Annabelle: Creation works a similar groove, and its first half is good stuff. Reaching back further than the first Annabelle (which was set at the end of the 1960s and featured a Manson-style death cult), Creation spins a ’50s-era fairy tale about a humble doll-maker (Anthony LaPaglia) and his wife (Miranda Otto) who cope with unimaginable tragedy by invoking dark forces (always a bad idea, as anybody who has read “The Monkey’s Paw” will tell you).

An even worse idea: turning their sprawling home (which contains, it is hardly a spoiler to tell you, not only the Annabelle doll but also some other, more ephemeral tenants) into an orphanage. Pretty soon, preteen Janice (Talitha Bateman), whose loneliness is compounded by a case of polio, is entering forbidden bedrooms and seeing apparitions, which the supervising nun (Stephanie Sigman) of course dismisses out of hand.

These early passages are fun mostly because of the deftness of Sandberg’s direction, which favors fluid long takes and middle-distance camera setups instead of screen-filling close-ups, but like most prequels, Annabelle: Creation is hemmed in by its tightly constricted narrative obligations. The film exists simply to get us somewhere we’ve already been, and so the level of invention in the storytelling declines right when it should be ramping up. (The presence in the cast of 11-year-old standout Lulu Wilson, who plays Janice’s best friend, only points up how much more confidently similarly predictable material was played last year in emerging B-movie virtuoso Mike Flanagan’s Ouija: Origin of Evil).

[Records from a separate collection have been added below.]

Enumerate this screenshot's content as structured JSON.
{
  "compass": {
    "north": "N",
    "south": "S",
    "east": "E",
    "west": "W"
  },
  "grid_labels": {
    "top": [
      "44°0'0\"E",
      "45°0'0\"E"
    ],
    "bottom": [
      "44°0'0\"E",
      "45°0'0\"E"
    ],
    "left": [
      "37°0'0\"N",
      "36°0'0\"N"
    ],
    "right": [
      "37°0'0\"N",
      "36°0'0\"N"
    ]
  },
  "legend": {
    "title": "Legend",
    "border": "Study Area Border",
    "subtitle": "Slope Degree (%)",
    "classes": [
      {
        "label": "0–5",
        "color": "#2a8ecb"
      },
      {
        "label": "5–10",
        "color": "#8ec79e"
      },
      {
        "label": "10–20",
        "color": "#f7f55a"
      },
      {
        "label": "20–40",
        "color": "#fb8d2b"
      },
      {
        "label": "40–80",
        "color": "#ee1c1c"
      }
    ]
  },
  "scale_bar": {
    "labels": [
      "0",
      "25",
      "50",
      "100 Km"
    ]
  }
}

As for the film’s real purpose — that all-important, inch-by-inch world-building — it quietly aces the assignment: Its best scare is also its smallest, a blink-and-miss-it callback to the terrifying, pale-faced nun who materialized on a painted canvas in The Conjuring 2 (and who is slated to receive her own feature, the very imaginatively titled The Nun, next year). It may be that continually attempting to promote backup ghouls to franchise-player status will yield diminishing returns, and Wan’s own call-up to the brand-extension big leagues with Aquaman (after the box office bonanza of his assignment on Furious 7) could keep him at arm’s length from his haunted toy box.